Very strictly, acid gas is any gaseous compound that makes an acidic solution when dissolved in water. Although there are numerous kinds of acid gas, the most ubiquitous are carbon dioxide (CO2) and hydrogen sulfide (H2S). These chemicals are often found in natural gas deposits yet render natural gas unusable. Not are they toxic upon exposure to people, they are also caustic agents in pipes and vessels, causing corrosion and sometimes irreparable damage. Needless to say, the management and disposal of these substances is rigorously regulated for both public health reasons and environmental protection. H2S and CO2 removal from natural gas is one such regulation.
How Bad Are H2S and CO2?
Carbon dioxide, though a necessary element for life, is nevertheless implicated in atmospheric pollution when released in large amounts. Yet there is another problem with excess CO2 — it lowers the heating value of the combustible gas. Sometimes measured in joules per kilogram — and other times expressed in British Thermal Units per cubic foot — heating value gauges the amount of heat the combustion of a fuel actually produces. In a nutshell, when CO2 concentrations are higher, heating value goes lower.
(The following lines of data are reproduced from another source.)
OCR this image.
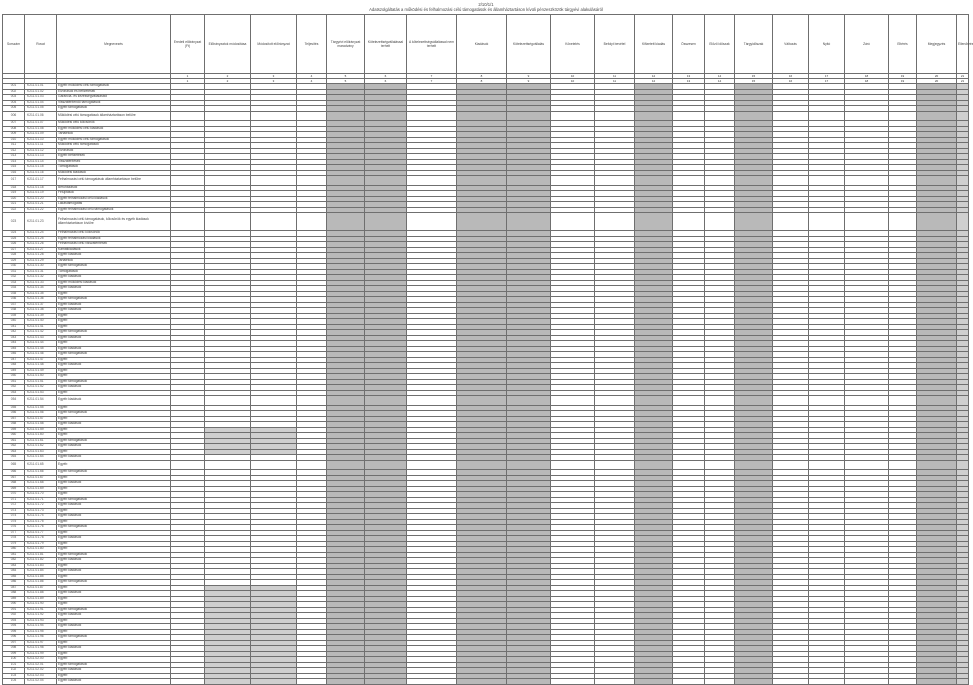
2/10/1/1
Adatszolgáltatás a működési és felhalmozási célú támogatások és államháztartáson kívüli pénzeszközök tárgyévi alakulásáról
Sorszám	Rovat	Megnevezés	Eredeti előirányzat (Ft)	Előirányzatok módosítása	Módosított előirányzat	Teljesítés	Tárgyévi előirányzat maradvány	Kötelezettségvállalással terhelt	A kötelezettségvállalással nem terhelt	Kiadások	Kötelezettségvállalás	Követelés	Befolyt bevétel	Kifizetett kiadás	Összesen	Előző időszak	Tárgyidőszak	Változás	Nyitó	Záró	Eltérés	Megjegyzés	Ellenőrzés
			1	2	3	4	5	6	7	8	9	10	11	12	13	14	15	16	17	18	19	20	21
			1	2	3	4	5	6	7	8	9	10	11	12	13	14	15	16	17	18	19	20	21
001	K211.01.01	Egyéb működési célú támogatások																					
002	K211.01.02	Elvonások és befizetések																					
003	K211.01.03	Garancia- és kezességvállalásból																					
004	K211.01.04	Visszatérítendő támogatások																					
005	K211.01.05	Egyéb támogatások																					
006	K211.01.06	Működési célú támogatások államháztartáson belülre																					
007	K211.01.07	Működési célú kölcsönök																					
008	K211.01.08	Egyéb működési célú kiadások																					
009	K211.01.09	Tartalékok																					
010	K211.01.10	Egyéb működési célú támogatások																					
011	K211.01.11	Működési célú támogatások																					
012	K211.01.12	Elvonások																					
013	K211.01.13	Egyéb befizetések																					
014	K211.01.14	Visszatérítések																					
015	K211.01.15	Támogatások																					
016	K211.01.16	Működési kiadások																					
017	K211.01.17	Felhalmozási célú támogatások államháztartáson belülre																					
018	K211.01.18	Beruházások																					
019	K211.01.19	Felújítások																					
020	K211.01.20	Egyéb felhalmozási célú kiadások																					
021	K211.01.21	Lakástámogatás																					
022	K211.01.22	Egyéb felhalmozási célú támogatások																					
023	K211.01.23	Felhalmozási célú támogatások, kölcsönök és egyéb kiadások államháztartáson kívülre																					
024	K211.01.24	Felhalmozási célú kölcsönök																					
025	K211.01.25	Egyéb felhalmozási kiadások																					
026	K211.01.26	Felhalmozási célú visszatérítések																					
027	K211.01.27	Kamatkiadások																					
028	K211.01.28	Egyéb kiadások																					
029	K211.01.29	Tartalékok																					
030	K211.01.30	Egyéb támogatások																					
031	K211.01.31	Támogatások																					
032	K211.01.32	Egyéb kiadások																					
033	K211.01.33	Egyéb működési kiadások																					
034	K211.01.34	Egyéb kiadások																					
035	K211.01.35	Egyéb																					
036	K211.01.36	Egyéb támogatások																					
037	K211.01.37	Egyéb kiadások																					
038	K211.01.38	Egyéb kiadások																					
039	K211.01.39	Egyéb																					
040	K211.01.40	Egyéb																					
041	K211.01.41	Egyéb																					
042	K211.01.42	Egyéb támogatások																					
043	K211.01.43	Egyéb kiadások																					
044	K211.01.44	Egyéb																					
045	K211.01.45	Egyéb kiadások																					
046	K211.01.46	Egyéb támogatások																					
047	K211.01.47	Egyéb																					
048	K211.01.48	Egyéb kiadások																					
049	K211.01.49	Egyéb																					
050	K211.01.50	Egyéb																					
051	K211.01.51	Egyéb támogatások																					
052	K211.01.52	Egyéb kiadások																					
053	K211.01.53	Egyéb																					
054	K211.01.54	Egyéb kiadások																					
055	K211.01.55	Egyéb																					
056	K211.01.56	Egyéb támogatások																					
057	K211.01.57	Egyéb																					
058	K211.01.58	Egyéb kiadások																					
059	K211.01.59	Egyéb																					
060	K211.01.60	Egyéb																					
061	K211.01.61	Egyéb támogatások																					
062	K211.01.62	Egyéb kiadások																					
063	K211.01.63	Egyéb																					
064	K211.01.64	Egyéb kiadások																					
065	K211.01.65	Egyéb																					
066	K211.01.66	Egyéb támogatások																					
067	K211.01.67	Egyéb																					
068	K211.01.68	Egyéb kiadások																					
069	K211.01.69	Egyéb																					
070	K211.01.70	Egyéb																					
071	K211.01.71	Egyéb támogatások																					
072	K211.01.72	Egyéb kiadások																					
073	K211.01.73	Egyéb																					
074	K211.01.74	Egyéb kiadások																					
075	K211.01.75	Egyéb																					
076	K211.01.76	Egyéb támogatások																					
077	K211.01.77	Egyéb																					
078	K211.01.78	Egyéb kiadások																					
079	K211.01.79	Egyéb																					
080	K211.01.80	Egyéb																					
081	K211.01.81	Egyéb támogatások																					
082	K211.01.82	Egyéb kiadások																					
083	K211.01.83	Egyéb																					
084	K211.01.84	Egyéb kiadások																					
085	K211.01.85	Egyéb																					
086	K211.01.86	Egyéb támogatások																					
087	K211.01.87	Egyéb																					
088	K211.01.88	Egyéb kiadások																					
089	K211.01.89	Egyéb																					
090	K211.01.90	Egyéb																					
091	K211.01.91	Egyéb támogatások																					
092	K211.01.92	Egyéb kiadások																					
093	K211.01.93	Egyéb																					
094	K211.01.94	Egyéb kiadások																					
095	K211.01.95	Egyéb																					
096	K211.01.96	Egyéb támogatások																					
097	K211.01.97	Egyéb																					
098	K211.01.98	Egyéb kiadások																					
099	K211.01.99	Egyéb																					
100	K211.02.00	Egyéb																					
101	K211.02.01	Egyéb támogatások																					
102	K211.02.02	Egyéb kiadások																					
103	K211.02.03	Egyéb																					
104	K211.02.04	Egyéb kiadások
It is therefore a chemical compound in need of isolation.
Hydrogen sulfide is a dangerous toxin for human beings. Depending on the density of accumulation, it can cause dizziness and respiratory distress — on one end of the illness spectrum — or convulsions and death in extreme cases. The U.S. Centers for Disease Control warn that prolonged exposure to H2S brings about the worst results. It is no surprise that H2S is so harmful to the body, given everything it does to other materials. Well documented is the cracking, blistering and corrosion of sturdy metals by this acerbic, and very flammable, acid gas. This is why natural gas can not be transported long distances until H2S removal.
How Is Removal Accomplished?
Hydrogen sulfide removal, and that of other acid gas components, requires the compound to come into contact with chemical solvents, physical solvents or a combination of both. These solvents occupy an absorption column of an acid gas removal unit. When the acid gas — sometimes called sour gas — moves through the column, its molecules are attracted to those in the liquid solvents, and are thus osmosed from the natural gas stream. While there are other ways, this H2S removal system is fairly common and usually quite effective.
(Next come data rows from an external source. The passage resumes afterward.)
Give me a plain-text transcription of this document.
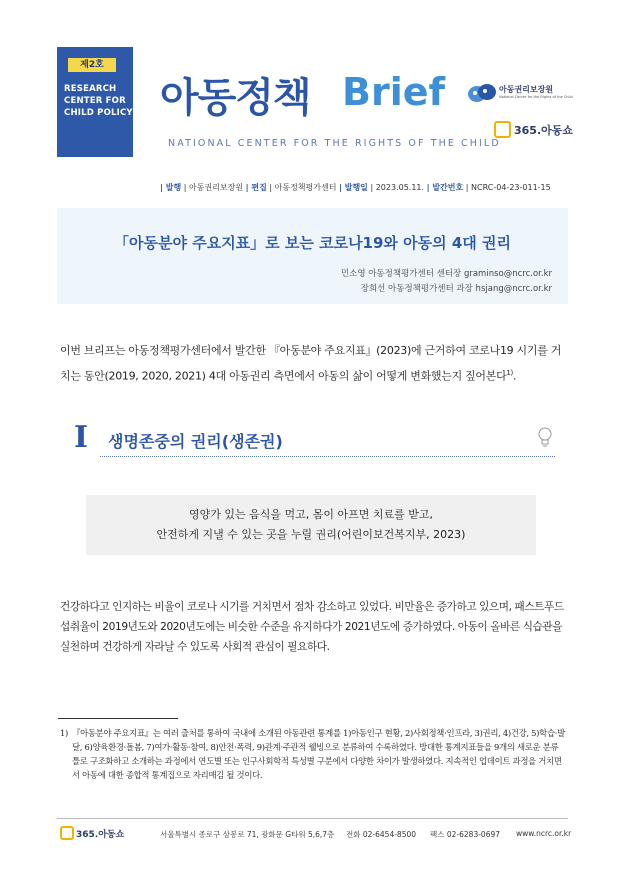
제2호
RESEARCH
CENTER FOR
CHILD POLICY 아동정책 Brief
NATIONAL CENTER FOR THE RIGHTS OF THE CHILD
아동권리보장원
National Center for the Rights of the Child
365.아동쇼
| 발행 | 아동권리보장원 | 편집 | 아동정책평가센터 | 발행일 | 2023.05.11. | 발간번호 | NCRC-04-23-011-15
「아동분야 주요지표」로 보는 코로나19와 아동의 4대 권리
민소영 아동정책평가센터 센터장 graminso@ncrc.or.kr
장희선 아동정책평가센터 과장 hsjang@ncrc.or.kr
이번 브리프는 아동정책평가센터에서 발간한 『아동분야 주요지표』(2023)에 근거하여 코로나19 시기를 거치는 동안(2019, 2020, 2021) 4대 아동권리 측면에서 아동의 삶이 어떻게 변화했는지 짚어본다$^{1)}$.
I 생명존중의 권리(생존권)
영양가 있는 음식을 먹고, 몸이 아프면 치료를 받고,
안전하게 지낼 수 있는 곳을 누릴 권리(어린이보건복지부, 2023)
건강하다고 인지하는 비율이 코로나 시기를 거치면서 점차 감소하고 있었다. 비만율은 증가하고 있으며, 패스트푸드 섭취율이 2019년도와 2020년도에는 비슷한 수준을 유지하다가 2021년도에 증가하였다. 아동이 올바른 식습관을 실천하며 건강하게 자라날 수 있도록 사회적 관심이 필요하다.
1) 『아동분야 주요지표』는 여러 출처를 통하여 국내에 소개된 아동관련 통계를 1)아동인구 현황, 2)사회정책·인프라, 3)권리, 4)건강, 5)학습·발달, 6)양육환경·돌봄, 7)여가·활동·참여, 8)안전·폭력, 9)관계·주관적 웰빙으로 분류하여 수록하였다. 방대한 통계지표들을 9개의 새로운 분류틀로 구조화하고 소개하는 과정에서 연도별 또는 인구사회학적 특성별 구분에서 다양한 차이가 발생하였다. 지속적인 업데이트 과정을 거치면서 아동에 대한 종합적 통계집으로 자리매김 될 것이다.
365.아동쇼	서울특별시 종로구 삼봉로 71, 광화문 G타워 5,6,7층 전화 02-6454-8500 팩스 02-6283-0697 www.ncrc.or.kr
Does It Work the Same for Biogas?
Unlike natural gas, biogas is not a fossil fuel. Instead, biogas is formed as organic matter — dead foliage or animals, food waste, manure, sewage etc. — decays and ferments. The process of anaerobic digestion makes capturing the methane from biogas possible and productive. In turn, the methane (CH4) is combustible and used to generate electricity. As with natural gas, H2S is present in biogas in concentrations of up to 1,000 parts per million (PPM). For effective operation of internal combustion engines, this density needs to drop to 100PPM at a maximum. Hence, H2S removal from biogas is as necessary as H2S removal from natural gas.
Anaerobic digesters use the absence of oxygen to allow micro-organisms to break down the organic matter within. Once sufficiently disintegrated, the matter yields methane and carbon dioxide — along with H2S biogas. By injecting small doses of oxygen into the digester contents, technicians allow the formation of micro-organisms that successfully oxidize the sulfide. Meanwhile, iron chloride is applied to the substrate matter to create iron sulfide salt. In so doing, technicians reduce the presence of H2S to about 10 PPM.
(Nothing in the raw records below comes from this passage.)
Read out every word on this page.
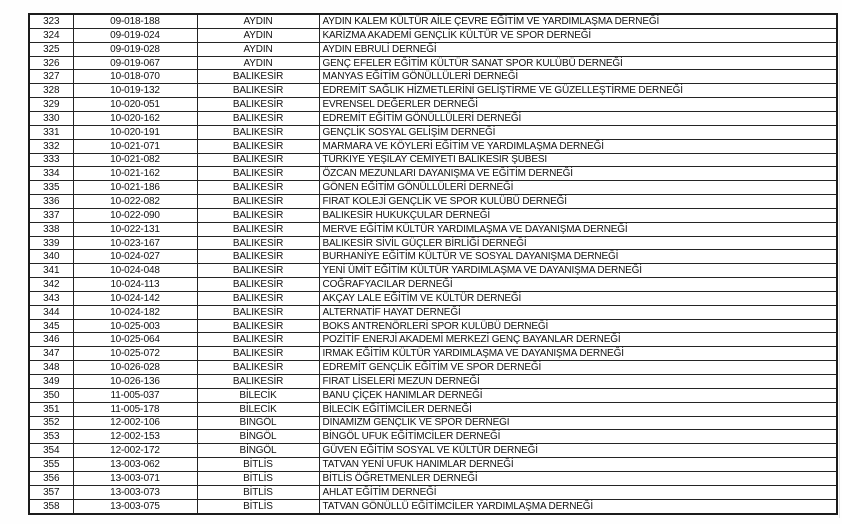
323	09-018-188	AYDIN	AYDIN KALEM KÜLTÜR AİLE ÇEVRE EĞİTİM VE YARDIMLAŞMA DERNEĞİ
324	09-019-024	AYDIN	KARİZMA AKADEMİ GENÇLİK KÜLTÜR VE SPOR DERNEĞİ
325	09-019-028	AYDIN	AYDIN EBRULİ DERNEĞİ
326	09-019-067	AYDIN	GENÇ EFELER EĞİTİM KÜLTÜR SANAT SPOR KULÜBÜ DERNEĞİ
327	10-018-070	BALIKESİR	MANYAS EĞİTİM GÖNÜLLÜLERİ DERNEĞİ
328	10-019-132	BALIKESİR	EDREMİT SAĞLIK HİZMETLERİNİ GELİŞTİRME VE GÜZELLEŞTİRME DERNEĞİ
329	10-020-051	BALIKESİR	EVRENSEL DEĞERLER DERNEĞİ
330	10-020-162	BALIKESİR	EDREMİT EĞİTİM GÖNÜLLÜLERİ DERNEĞİ
331	10-020-191	BALIKESİR	GENÇLİK SOSYAL GELİŞİM DERNEĞİ
332	10-021-071	BALIKESİR	MARMARA VE KÖYLERİ EĞİTİM VE YARDIMLAŞMA DERNEĞİ
333	10-021-082	BALIKESİR	TÜRKİYE YEŞİLAY CEMİYETİ BALIKESİR ŞUBESİ
334	10-021-162	BALIKESİR	ÖZCAN MEZUNLARI DAYANIŞMA VE EĞİTİM DERNEĞİ
335	10-021-186	BALIKESİR	GÖNEN EĞİTİM GÖNÜLLÜLERİ DERNEĞİ
336	10-022-082	BALIKESİR	FIRAT KOLEJİ GENÇLİK VE SPOR KULÜBÜ DERNEĞİ
337	10-022-090	BALIKESİR	BALIKESİR HUKUKÇULAR DERNEĞİ
338	10-022-131	BALIKESİR	MERVE EĞİTİM KÜLTÜR YARDIMLAŞMA VE DAYANIŞMA DERNEĞİ
339	10-023-167	BALIKESİR	BALIKESİR SİVİL GÜÇLER BİRLİĞİ DERNEĞİ
340	10-024-027	BALIKESİR	BURHANİYE EĞİTİM KÜLTÜR VE SOSYAL DAYANIŞMA DERNEĞİ
341	10-024-048	BALIKESİR	YENİ ÜMİT EĞİTİM KÜLTÜR YARDIMLAŞMA VE DAYANIŞMA DERNEĞİ
342	10-024-113	BALIKESİR	COĞRAFYACILAR DERNEĞİ
343	10-024-142	BALIKESİR	AKÇAY LALE EĞİTİM VE KÜLTÜR DERNEĞİ
344	10-024-182	BALIKESİR	ALTERNATİF HAYAT DERNEĞİ
345	10-025-003	BALIKESİR	BOKS ANTRENÖRLERİ SPOR KULÜBÜ DERNEĞİ
346	10-025-064	BALIKESİR	POZİTİF ENERJİ AKADEMİ MERKEZİ GENÇ BAYANLAR DERNEĞİ
347	10-025-072	BALIKESİR	IRMAK EĞİTİM KÜLTÜR YARDIMLAŞMA VE DAYANIŞMA DERNEĞİ
348	10-026-028	BALIKESİR	EDREMİT GENÇLİK EĞİTİM VE SPOR DERNEĞİ
349	10-026-136	BALIKESİR	FIRAT LİSELERİ MEZUN DERNEĞİ
350	11-005-037	BİLECİK	BANU ÇİÇEK HANIMLAR DERNEĞİ
351	11-005-178	BİLECİK	BİLECİK EĞİTİMCİLER DERNEĞİ
352	12-002-106	BİNGÖL	DİNAMİZM GENÇLİK VE SPOR DERNEĞİ
353	12-002-153	BİNGÖL	BİNGÖL UFUK EĞİTİMCİLER DERNEĞİ
354	12-002-172	BİNGÖL	GÜVEN EĞİTİM SOSYAL VE KÜLTÜR DERNEĞİ
355	13-003-062	BİTLİS	TATVAN YENİ UFUK HANIMLAR DERNEĞİ
356	13-003-071	BİTLİS	BİTLİS ÖĞRETMENLER DERNEĞİ
357	13-003-073	BİTLİS	AHLAT EĞİTİM DERNEĞİ
358	13-003-075	BİTLİS	TATVAN GÖNÜLLÜ EĞİTİMCİLER YARDIMLAŞMA DERNEĞİ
The removal and neutralization of hydrogen sulfide is often called H2S scrubbing. A hydrogen sulfide scrubber for natural gas may use different reacting agent than an H2S scrubber for biogas. Yet the principle is the same: the H2S scrubber uses reagents to alter the destructive composition of the hydrogen sulfide. Another such absorbent is activated carbon, a charcoal-like substance that have a high capacity for micro-porosity, i.e. very tiny pores, invite H2S adhesion to its surface areas. Hydrogen sulfide removal activated carbon enhanced is yet another method of ridding useful gas of this contaminant.
There are myriad procedures available for the efficient dispatch of acid gas. Those making the decisions as to how must doubtless look at factors like concentration, temperature, pressure and substrate. The good news is that there is always an optimal way to extract this detrimental presence.